ICE v Electric: Cost and Emissions

DISCLAIMER: I own no individual stocks and it is unlikely I ever will.
So you are going to drive their truck but not buy their stock?
They are going for it.
 
There are two parts to this, but most likely, no I won't buy the stock. If you told me I had to buy one stock, it might be Rivian, but I think that stock picking is for me, a fool's errand. If Rivian IPOs, I will indirectly own it through index investing, described below.

It is not because I don't believe in Rivian. It is because I don't believe in my ability to pick stock/issuer winners from losers. In fact, the data suggests professional stock pickers cannot do that over time. All of my investing is for retirement, with a smaller amount for kids' educations. I also like to keep my life simple where I can, and passive index investing does that. I basically get market return year in and out, minus about 0.05 - 0.10 % (I haven't done the math because fees are a bit different for each index fund). Google Bogleheads when you have down time on a rainy day and nothing else to do.

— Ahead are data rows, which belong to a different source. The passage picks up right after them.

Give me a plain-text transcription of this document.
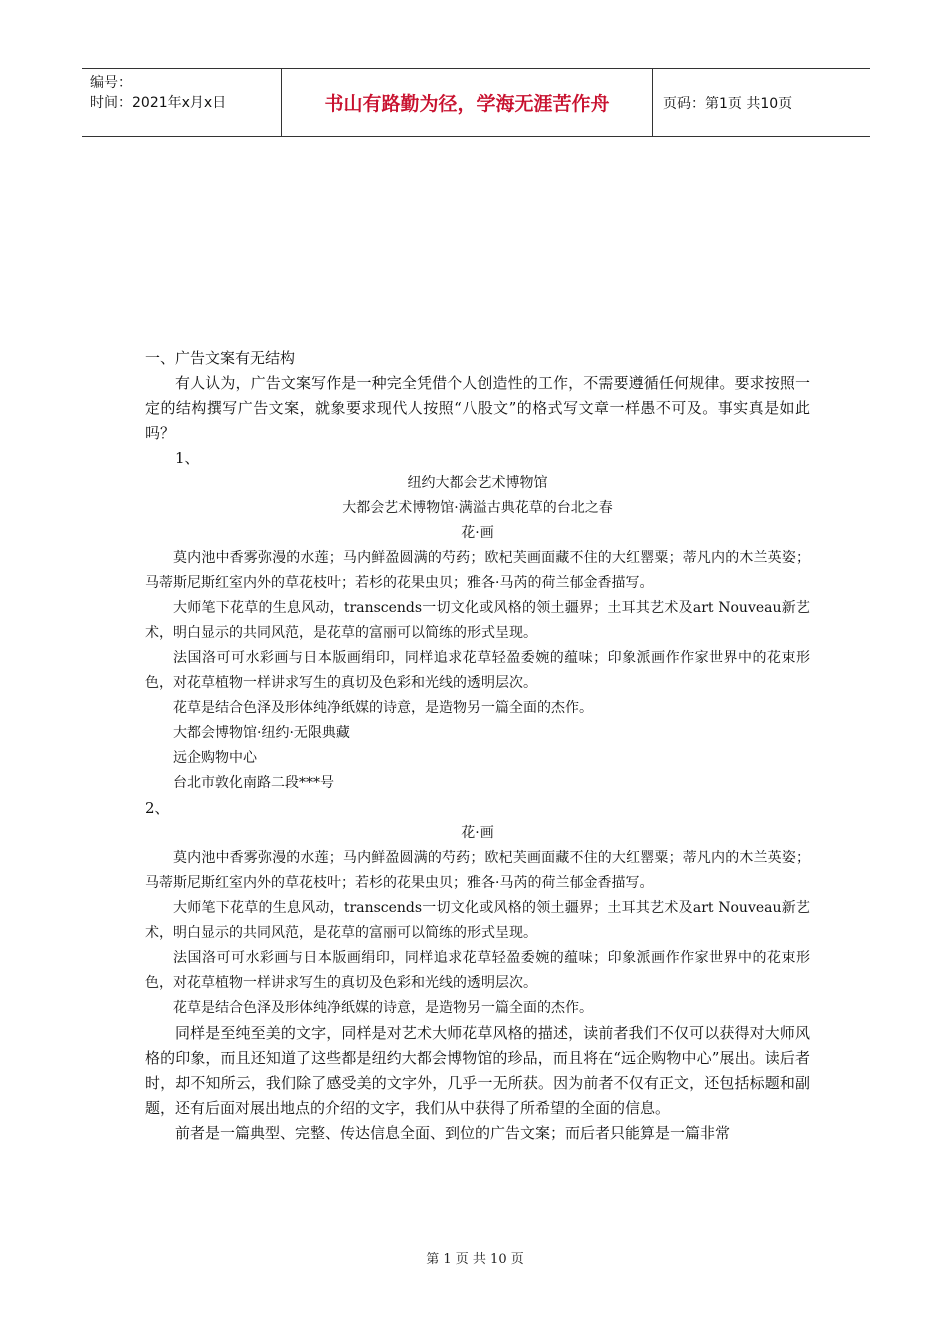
编号：
时间：2021年x月x日	书山有路勤为径，学海无涯苦作舟	页码：第1页 共10页

一、广告文案有无结构

有人认为，广告文案写作是一种完全凭借个人创造性的工作，不需要遵循任何规律。要求按照一定的结构撰写广告文案，就象要求现代人按照“八股文”的格式写文章一样愚不可及。事实真是如此吗？

1、

纽约大都会艺术博物馆

大都会艺术博物馆·满溢古典花草的台北之春

花·画

莫内池中香雾弥漫的水莲；马内鲜盈圆满的芍药；欧杞芙画面藏不住的大红罂粟；蒂凡内的木兰英姿；马蒂斯尼斯红室内外的草花枝叶；若杉的花果虫贝；雅各·马芮的荷兰郁金香描写。

大师笔下花草的生息风动，transcends一切文化或风格的领土疆界；土耳其艺术及art Nouveau新艺术，明白显示的共同风范，是花草的富丽可以简练的形式呈现。

法国洛可可水彩画与日本版画绢印，同样追求花草轻盈委婉的蕴味；印象派画作作家世界中的花束形色，对花草植物一样讲求写生的真切及色彩和光线的透明层次。

花草是结合色泽及形体纯净纸媒的诗意，是造物另一篇全面的杰作。

大都会博物馆·纽约·无限典藏

远企购物中心

台北市敦化南路二段***号

2、

花·画

莫内池中香雾弥漫的水莲；马内鲜盈圆满的芍药；欧杞芙画面藏不住的大红罂粟；蒂凡内的木兰英姿；马蒂斯尼斯红室内外的草花枝叶；若杉的花果虫贝；雅各·马芮的荷兰郁金香描写。

大师笔下花草的生息风动，transcends一切文化或风格的领土疆界；土耳其艺术及art Nouveau新艺术，明白显示的共同风范，是花草的富丽可以简练的形式呈现。

法国洛可可水彩画与日本版画绢印，同样追求花草轻盈委婉的蕴味；印象派画作作家世界中的花束形色，对花草植物一样讲求写生的真切及色彩和光线的透明层次。

花草是结合色泽及形体纯净纸媒的诗意，是造物另一篇全面的杰作。

同样是至纯至美的文字，同样是对艺术大师花草风格的描述，读前者我们不仅可以获得对大师风格的印象，而且还知道了这些都是纽约大都会博物馆的珍品，而且将在“远企购物中心”展出。读后者时，却不知所云，我们除了感受美的文字外，几乎一无所获。因为前者不仅有正文，还包括标题和副题，还有后面对展出地点的介绍的文字，我们从中获得了所希望的全面的信息。

前者是一篇典型、完整、传达信息全面、到位的广告文案；而后者只能算是一篇非常

第 1 页 共 10 页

1). I have a so-called Boglehead investing philosophy. I have decided how much I want to try to invest each year, how much should go to stock mutual funds, and how much to bond mutual funds. This means I don't end up buying any stock, just mutual funds that take my money and buy stocks (you could do ETFs) that replicate the entire market.

As to stocks, I made two decisions: one all U.S. index fund, and one all-world (ex US) index fund. The funds try to replicate, more or less, total equity growth of public companies. It gets a little more complicated because I have been in the working world for almost 20 years, and issues like IRAs, 401ks, alphabet soup bla bla come into play, but it is fairly simple. I just make a few choices in life, work, save when I can, and invest to my targets if I can.

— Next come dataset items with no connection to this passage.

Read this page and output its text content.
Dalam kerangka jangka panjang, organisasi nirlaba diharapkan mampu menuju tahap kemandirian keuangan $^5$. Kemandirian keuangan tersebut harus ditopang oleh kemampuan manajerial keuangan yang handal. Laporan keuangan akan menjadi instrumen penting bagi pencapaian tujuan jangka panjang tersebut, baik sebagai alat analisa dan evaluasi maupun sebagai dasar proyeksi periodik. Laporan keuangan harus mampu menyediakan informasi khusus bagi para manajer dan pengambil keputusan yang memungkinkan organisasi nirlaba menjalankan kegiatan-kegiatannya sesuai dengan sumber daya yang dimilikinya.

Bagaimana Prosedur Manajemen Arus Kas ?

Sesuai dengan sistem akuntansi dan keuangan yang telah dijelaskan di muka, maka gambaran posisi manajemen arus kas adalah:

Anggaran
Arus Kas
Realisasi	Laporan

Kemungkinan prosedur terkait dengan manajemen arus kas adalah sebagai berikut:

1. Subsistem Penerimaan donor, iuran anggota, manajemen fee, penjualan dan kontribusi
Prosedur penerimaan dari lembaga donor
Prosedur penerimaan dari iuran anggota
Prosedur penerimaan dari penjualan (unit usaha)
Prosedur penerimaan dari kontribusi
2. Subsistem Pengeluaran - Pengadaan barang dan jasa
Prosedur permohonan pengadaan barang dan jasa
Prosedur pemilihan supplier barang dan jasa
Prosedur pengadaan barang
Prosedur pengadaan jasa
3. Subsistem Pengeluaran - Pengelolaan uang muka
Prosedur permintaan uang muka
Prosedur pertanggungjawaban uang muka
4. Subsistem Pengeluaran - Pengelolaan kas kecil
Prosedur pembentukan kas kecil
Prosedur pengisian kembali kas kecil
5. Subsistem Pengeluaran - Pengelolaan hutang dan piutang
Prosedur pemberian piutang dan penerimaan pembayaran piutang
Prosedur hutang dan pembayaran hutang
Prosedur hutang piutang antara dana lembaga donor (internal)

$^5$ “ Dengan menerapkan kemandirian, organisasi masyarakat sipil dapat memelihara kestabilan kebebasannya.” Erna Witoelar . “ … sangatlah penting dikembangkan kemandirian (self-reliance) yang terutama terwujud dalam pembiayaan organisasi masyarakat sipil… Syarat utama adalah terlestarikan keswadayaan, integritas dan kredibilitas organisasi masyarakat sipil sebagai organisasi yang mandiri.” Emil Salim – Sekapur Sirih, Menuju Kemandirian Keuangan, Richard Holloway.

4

Even with an asset allocation, I spend about 30 minutes to two hours per a year thinking about investments. Most of that is gathering accounts and balances and seeing how far the percentages (domestic vs international vs bonds) are off my target. Then I set my investing in the future to help offset that, or makes sells and buys in accounts that do not have tax consequences (e.g. selling stock in a 401k and then buying a bond in the 401k if my bonds are too low vs the others). You can find neat rebalancing sheets on line, including I think at the bogleheads wiki page.

2) Even if I wanted to, I actually have some restrictions on trading for work that would exclude Rivian. I started working at a great place a few years ago with this restriction, but it does not impact my investments because they are all mutual funds. I do have ability to request an exception, but it doesn't really jive with my philosphy.

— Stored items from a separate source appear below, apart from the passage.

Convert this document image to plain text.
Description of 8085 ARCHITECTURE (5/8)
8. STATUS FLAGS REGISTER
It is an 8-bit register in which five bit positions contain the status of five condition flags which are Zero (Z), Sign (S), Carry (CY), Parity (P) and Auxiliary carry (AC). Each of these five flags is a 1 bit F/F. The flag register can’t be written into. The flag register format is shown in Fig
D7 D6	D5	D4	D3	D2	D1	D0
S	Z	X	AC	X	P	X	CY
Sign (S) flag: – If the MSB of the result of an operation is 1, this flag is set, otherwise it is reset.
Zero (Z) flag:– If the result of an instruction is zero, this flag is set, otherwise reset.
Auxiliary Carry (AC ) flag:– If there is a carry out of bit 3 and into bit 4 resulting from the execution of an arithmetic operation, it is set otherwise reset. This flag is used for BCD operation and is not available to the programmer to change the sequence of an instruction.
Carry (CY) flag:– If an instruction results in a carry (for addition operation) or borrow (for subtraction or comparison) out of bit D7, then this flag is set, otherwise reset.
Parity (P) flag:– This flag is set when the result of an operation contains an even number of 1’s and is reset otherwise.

I admit my admiration for Rivian could lead me to seek an exception for some small amount that I would personally view as a 'fun' pick, but it really goes against my personal investment philosophy.
 
My understanding is that the market and a lot of funds, because of their diversity, are dependent on fossil fueled industries. I’d like to learn more about developing an “eco-friendly” investment portfolio. Until then I’ll keep my money under my mattress and invest in things that I can touch and feel.
 
My understanding is that the market and a lot of funds, because of their diversity, are dependent on fossil fueled industries. I’d like to learn more about developing an “eco-friendly” investment portfolio. Until then I’ll keep my money under my mattress and invest in things that I can touch and feel.
Unfortunately by definition market/index funds are dependent on fossil fuels - they just buy the whole pie, and the pie right now is fossil fuel driven. They follow the economy, they don't lead.

Eco funds are a tricky issue to me and one I am pretty uninformed on. My basic concern would be reading the fund documents close enough to understand if they are truly green. A lot of fund managers want to jump on the green investing bandwagon, but you have to be sure the manager is actually being green. For example, would a random Chrysler or Volkswagen bond in a manager's portfolio be green? VW is now committing to green, but they were the masters of the whole diesel gate scandal. It gets dicey.

The good news is that I think in the next few years, the SEC, the regulatory market watchdog, will focus on so-called green-washing, which in the long term should help investors like you that want to put your investment money behind your beliefs. Basically, they will help punish bad actors, so the good ones will thrive.
 
The good news is that I think in the next few years, the SEC, the regulatory market watchdog, will focus on so-called green-washing, which in the long term should help investors like you that want to put your investment money behind your beliefs. Basically, they will help punish bad actors, so the good ones will thrive.
DomB, If ya’ve been keeping score, how’d the SEC do with the subprime loans/ credit default swaps debacle?
 
Would hate to have an EV in Texas right now
Where would you be going since most roads are closed? You can’t get gas. I’d love to have one. You can warm yourself without risk of carbon monoxide poisoning. You can use it as a power source for your household. You can charge with a battery wall or simple solar setup. And if fossil fuels are the answer why is the biggest producer outside of Alaska totally F’d?